Hayoun Kwon KR, 1981
Hayoun Kwon démarre son travail de vidéaste en 2006/2008. Les travaux d’Hayoun Kwon tentent à dénoncer les limites de sa réalité politique tout en créant une extension de possibilités par la fiction. Le medium numérique dans sa diversité (animation stop motion, animation 3D, réalité virtuelle etc.) est utilisé par l’artiste pour dépasser le cadre restreint d’une situation politique définie.
L’animation lui permet donc d’acquérirla liberté de volontairement théâtraliser, d’exagérer ou de pousser aux limites de la mise en scène voire d’exploiter le caractère fantasmatique du sujet. Dans 489 years et Village modèle, c’est grâce à l’animation qu’elle joue sur la fiction et le fantasme d’un territoire interdit. Elle explique ainsi le fait d’avoir créer la zone DMZ en animation plutôt que d’avoir chercher à la filmer : « On entend souvent les politiciens qui en parlent mais je ne crois pas qu’ils savent grand chose. Ce qui était important pour moi, c’était la vision subjective de quelqu’un qui connaissait bien la DMZ, en l’occurrence un soldat qui y a vécu longtemps. L’histoire de ce soldat me permit d’accéder à cet espace indirectement et de le visiter à travers ses yeux. Il s’agit d’un vécu, bien que peut-être réinventé, dans une zone interdite où la nature et le danger de mort cohabitent.
L’animation m’a permis d’exploiter/explorer le caractère fantasmatique de cette zone». Les deux éléments récurrents du travail d’Hayoun Kwon sont d’une part la frontière et d’autre part le récit immatériel, la production purement humaine, la création fictionnelle.

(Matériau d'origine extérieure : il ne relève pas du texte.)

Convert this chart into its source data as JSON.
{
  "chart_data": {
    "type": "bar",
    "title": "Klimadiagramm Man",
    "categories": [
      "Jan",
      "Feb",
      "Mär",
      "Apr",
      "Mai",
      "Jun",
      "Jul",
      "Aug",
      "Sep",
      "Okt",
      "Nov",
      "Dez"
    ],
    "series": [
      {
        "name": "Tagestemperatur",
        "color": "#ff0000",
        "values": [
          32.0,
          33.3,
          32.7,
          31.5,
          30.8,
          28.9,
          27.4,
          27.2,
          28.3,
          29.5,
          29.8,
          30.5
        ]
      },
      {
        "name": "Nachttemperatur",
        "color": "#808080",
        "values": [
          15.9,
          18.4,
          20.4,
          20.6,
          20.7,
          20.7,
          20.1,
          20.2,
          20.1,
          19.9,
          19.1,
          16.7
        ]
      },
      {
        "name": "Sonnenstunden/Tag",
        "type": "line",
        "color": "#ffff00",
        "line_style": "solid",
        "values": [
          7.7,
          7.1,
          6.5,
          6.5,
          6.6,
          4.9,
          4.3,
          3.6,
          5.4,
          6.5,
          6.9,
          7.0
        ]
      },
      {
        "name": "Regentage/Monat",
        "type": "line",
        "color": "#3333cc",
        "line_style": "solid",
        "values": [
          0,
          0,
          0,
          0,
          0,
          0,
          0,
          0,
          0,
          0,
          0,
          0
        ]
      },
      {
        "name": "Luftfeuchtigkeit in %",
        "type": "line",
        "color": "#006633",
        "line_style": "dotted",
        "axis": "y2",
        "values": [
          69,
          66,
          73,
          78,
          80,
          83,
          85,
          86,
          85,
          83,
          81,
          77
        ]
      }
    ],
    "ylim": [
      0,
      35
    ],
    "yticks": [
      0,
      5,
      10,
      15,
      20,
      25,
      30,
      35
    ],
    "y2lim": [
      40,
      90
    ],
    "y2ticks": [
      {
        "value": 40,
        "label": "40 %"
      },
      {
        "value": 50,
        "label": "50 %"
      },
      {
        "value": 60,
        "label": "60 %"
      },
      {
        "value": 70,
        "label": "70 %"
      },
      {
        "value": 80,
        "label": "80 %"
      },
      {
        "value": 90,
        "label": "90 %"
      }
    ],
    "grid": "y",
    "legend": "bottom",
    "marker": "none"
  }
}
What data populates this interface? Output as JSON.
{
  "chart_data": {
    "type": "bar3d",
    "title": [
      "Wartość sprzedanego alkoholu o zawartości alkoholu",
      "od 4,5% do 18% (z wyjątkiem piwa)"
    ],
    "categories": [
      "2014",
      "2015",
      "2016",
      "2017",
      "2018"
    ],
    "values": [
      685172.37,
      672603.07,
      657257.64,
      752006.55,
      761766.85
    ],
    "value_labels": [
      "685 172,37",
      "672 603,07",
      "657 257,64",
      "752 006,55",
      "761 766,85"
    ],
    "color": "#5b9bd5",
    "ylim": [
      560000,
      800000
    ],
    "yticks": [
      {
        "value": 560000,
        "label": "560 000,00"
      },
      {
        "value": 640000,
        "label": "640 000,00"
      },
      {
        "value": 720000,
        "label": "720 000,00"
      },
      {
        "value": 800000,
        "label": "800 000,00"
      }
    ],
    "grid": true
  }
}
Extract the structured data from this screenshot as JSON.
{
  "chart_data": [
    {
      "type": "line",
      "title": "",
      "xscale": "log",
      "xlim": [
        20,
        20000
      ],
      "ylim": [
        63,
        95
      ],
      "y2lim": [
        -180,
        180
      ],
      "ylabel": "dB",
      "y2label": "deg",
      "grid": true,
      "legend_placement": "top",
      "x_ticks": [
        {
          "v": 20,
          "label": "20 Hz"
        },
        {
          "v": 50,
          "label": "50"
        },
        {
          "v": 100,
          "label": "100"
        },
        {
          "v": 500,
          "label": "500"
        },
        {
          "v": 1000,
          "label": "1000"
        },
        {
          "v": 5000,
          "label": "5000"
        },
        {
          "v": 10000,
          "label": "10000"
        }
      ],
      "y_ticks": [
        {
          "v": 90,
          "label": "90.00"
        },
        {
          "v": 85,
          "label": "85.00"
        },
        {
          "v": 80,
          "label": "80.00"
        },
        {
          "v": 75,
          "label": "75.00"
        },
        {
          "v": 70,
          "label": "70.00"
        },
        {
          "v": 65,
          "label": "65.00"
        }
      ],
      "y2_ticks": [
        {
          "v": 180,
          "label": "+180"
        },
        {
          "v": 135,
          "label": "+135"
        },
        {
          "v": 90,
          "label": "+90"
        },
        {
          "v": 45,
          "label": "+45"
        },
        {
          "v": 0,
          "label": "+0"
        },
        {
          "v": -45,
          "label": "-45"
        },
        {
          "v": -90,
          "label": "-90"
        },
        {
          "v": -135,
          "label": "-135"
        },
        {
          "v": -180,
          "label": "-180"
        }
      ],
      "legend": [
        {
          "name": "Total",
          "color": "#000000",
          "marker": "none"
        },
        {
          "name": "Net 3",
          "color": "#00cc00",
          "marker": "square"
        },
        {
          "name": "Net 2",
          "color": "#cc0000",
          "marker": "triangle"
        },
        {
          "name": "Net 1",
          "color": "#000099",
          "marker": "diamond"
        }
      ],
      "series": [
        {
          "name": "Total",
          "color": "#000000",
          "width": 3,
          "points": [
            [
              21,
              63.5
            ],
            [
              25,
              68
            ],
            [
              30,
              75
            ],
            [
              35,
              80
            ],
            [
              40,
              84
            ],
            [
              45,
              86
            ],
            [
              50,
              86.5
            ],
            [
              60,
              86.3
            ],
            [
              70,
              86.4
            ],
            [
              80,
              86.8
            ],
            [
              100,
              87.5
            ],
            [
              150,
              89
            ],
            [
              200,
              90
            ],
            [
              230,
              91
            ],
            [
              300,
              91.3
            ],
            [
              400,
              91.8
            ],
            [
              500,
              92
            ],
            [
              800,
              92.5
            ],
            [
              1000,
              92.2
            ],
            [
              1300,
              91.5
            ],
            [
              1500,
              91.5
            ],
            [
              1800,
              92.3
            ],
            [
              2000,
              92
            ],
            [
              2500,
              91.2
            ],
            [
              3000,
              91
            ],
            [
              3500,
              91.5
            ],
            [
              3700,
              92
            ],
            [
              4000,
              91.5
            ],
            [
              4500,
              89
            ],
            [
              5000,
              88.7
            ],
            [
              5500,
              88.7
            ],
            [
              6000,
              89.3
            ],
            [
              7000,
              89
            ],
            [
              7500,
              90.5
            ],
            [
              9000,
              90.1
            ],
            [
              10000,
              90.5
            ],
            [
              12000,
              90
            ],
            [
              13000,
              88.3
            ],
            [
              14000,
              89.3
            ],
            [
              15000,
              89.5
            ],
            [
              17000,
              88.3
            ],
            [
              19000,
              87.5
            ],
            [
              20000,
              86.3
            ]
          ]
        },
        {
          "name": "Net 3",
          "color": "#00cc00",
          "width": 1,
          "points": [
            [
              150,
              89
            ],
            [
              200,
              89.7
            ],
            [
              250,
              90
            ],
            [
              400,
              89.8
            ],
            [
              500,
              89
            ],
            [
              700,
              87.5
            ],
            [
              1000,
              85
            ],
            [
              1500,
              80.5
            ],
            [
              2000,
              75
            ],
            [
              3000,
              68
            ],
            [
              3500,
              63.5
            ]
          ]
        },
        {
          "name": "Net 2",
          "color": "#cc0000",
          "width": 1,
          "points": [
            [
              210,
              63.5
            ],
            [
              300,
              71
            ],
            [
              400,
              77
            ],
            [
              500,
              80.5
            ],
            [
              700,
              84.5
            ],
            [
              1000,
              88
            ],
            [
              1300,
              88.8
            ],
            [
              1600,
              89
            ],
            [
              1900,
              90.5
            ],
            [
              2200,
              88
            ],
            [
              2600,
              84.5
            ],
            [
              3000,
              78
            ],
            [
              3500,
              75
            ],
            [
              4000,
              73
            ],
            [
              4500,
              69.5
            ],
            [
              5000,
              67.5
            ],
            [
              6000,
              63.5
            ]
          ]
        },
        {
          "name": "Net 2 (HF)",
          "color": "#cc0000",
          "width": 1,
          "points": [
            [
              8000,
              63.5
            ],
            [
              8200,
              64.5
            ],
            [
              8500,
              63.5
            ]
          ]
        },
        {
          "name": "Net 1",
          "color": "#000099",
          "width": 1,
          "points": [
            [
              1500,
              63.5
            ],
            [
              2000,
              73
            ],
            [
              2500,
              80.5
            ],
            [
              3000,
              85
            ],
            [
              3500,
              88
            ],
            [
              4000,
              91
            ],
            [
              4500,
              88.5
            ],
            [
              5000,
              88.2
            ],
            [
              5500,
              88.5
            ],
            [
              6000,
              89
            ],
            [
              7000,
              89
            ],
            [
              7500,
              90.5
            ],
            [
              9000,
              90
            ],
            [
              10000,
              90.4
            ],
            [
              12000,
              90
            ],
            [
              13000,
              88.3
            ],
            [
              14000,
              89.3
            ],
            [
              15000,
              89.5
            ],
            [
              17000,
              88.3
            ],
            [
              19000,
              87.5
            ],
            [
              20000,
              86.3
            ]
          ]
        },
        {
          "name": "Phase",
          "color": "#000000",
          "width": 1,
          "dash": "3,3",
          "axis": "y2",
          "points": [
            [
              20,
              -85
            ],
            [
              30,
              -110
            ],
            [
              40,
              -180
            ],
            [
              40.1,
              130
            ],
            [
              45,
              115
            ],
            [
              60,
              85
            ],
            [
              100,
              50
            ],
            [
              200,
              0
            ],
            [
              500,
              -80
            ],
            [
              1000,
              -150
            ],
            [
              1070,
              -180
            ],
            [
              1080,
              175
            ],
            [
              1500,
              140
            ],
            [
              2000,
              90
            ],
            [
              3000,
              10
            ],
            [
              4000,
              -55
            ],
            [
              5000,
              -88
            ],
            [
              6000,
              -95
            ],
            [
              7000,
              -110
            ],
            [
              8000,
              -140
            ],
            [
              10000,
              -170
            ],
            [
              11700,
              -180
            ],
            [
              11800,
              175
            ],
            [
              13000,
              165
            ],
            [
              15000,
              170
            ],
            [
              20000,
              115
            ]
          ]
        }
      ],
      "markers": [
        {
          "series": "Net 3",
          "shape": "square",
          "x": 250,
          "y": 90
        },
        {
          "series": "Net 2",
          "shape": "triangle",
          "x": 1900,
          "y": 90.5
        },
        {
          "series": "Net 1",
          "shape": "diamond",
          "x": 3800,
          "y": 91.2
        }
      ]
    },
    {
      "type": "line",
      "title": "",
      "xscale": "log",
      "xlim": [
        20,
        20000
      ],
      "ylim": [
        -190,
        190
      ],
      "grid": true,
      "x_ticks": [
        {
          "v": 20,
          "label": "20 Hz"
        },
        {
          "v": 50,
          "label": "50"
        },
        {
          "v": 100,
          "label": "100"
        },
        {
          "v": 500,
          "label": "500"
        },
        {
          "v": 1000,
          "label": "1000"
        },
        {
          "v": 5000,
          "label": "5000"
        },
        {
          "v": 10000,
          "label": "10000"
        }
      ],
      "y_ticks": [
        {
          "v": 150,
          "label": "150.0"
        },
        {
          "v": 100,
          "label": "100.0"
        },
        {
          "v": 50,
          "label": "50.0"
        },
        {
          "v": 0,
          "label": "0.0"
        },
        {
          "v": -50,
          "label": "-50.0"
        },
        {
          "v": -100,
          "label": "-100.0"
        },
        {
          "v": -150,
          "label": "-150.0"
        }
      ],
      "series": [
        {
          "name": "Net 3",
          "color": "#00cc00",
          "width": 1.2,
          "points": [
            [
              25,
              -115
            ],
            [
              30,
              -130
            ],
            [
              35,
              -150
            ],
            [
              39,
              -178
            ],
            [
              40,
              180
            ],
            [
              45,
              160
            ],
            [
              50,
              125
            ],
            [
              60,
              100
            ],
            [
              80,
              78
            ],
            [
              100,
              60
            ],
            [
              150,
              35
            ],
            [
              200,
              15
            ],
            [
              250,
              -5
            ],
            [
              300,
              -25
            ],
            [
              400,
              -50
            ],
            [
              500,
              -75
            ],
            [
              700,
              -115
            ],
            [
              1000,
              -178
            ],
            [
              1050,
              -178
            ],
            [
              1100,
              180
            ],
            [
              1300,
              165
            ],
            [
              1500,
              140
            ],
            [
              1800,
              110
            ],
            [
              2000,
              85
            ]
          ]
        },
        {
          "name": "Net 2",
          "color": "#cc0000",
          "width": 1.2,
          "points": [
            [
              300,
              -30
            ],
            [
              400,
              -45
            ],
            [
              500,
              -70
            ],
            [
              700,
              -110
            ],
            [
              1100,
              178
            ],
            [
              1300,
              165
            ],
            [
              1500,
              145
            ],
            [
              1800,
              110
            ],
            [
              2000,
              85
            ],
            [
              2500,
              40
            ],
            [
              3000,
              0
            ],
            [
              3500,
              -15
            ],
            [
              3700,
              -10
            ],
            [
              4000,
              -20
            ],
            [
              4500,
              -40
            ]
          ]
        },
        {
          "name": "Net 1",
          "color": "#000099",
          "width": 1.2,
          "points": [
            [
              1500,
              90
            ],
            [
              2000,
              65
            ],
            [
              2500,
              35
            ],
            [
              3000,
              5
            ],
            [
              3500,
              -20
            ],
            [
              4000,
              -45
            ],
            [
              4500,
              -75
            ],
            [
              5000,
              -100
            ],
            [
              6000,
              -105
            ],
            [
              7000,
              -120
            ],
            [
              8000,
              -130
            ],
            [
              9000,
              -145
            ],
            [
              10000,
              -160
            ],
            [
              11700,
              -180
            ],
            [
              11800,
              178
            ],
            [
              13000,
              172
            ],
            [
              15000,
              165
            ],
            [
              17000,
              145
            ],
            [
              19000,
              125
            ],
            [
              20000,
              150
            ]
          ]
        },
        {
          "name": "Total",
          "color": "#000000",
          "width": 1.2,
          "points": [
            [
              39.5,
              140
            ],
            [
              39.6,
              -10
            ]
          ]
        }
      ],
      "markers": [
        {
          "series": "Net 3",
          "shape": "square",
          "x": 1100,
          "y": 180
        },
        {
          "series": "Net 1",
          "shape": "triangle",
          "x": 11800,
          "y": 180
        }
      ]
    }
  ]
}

En ce qui concerne la frontière, il s’agitparticulièrement de celle qui divise aujourd’hui la Corée du Nord et la Corée du Sud. Intriguée par la frontière qu’elle perçoit comme un miroir renvoyant une image similaire à celui qui regarde et celui qui est regardé, elle la ressent également comme les limites d’une scène de théâtre que l’on ne peut franchir en tant que spectateur.
De ce jeu de regard mutuel qu’elle perturbe volontairement dans Pan Mun Jom, la notion de frontière prend une dimension universelle et immatérielle. La frontière devient notion et pose la question des limites physiques et mentales de l’individu. Concernant la création fictionnelle, Hayoun Know dévoile dans ses vidéos la construction de son image ainsi dans Manque de preuves, dans 489 years, dans Village modèle ou dans Pan Mun Jom.
Montrer les ressorts de construction c’est rappeler que toute image est construction politique (propagande et manipulation) et conduit à s’interroger sur la véracité de ce qui est montré, à la subjectivité de la perception. Ce qui traverse le travail d’Hayoun Kwon est une profonde réflexion sur l’identité et la frontière qui la conduit à s’interroger sur la construction d’une mémoire historique et individuelle et sur la relation ambiguë que cette mémoire entretient avec la réalité et la fiction.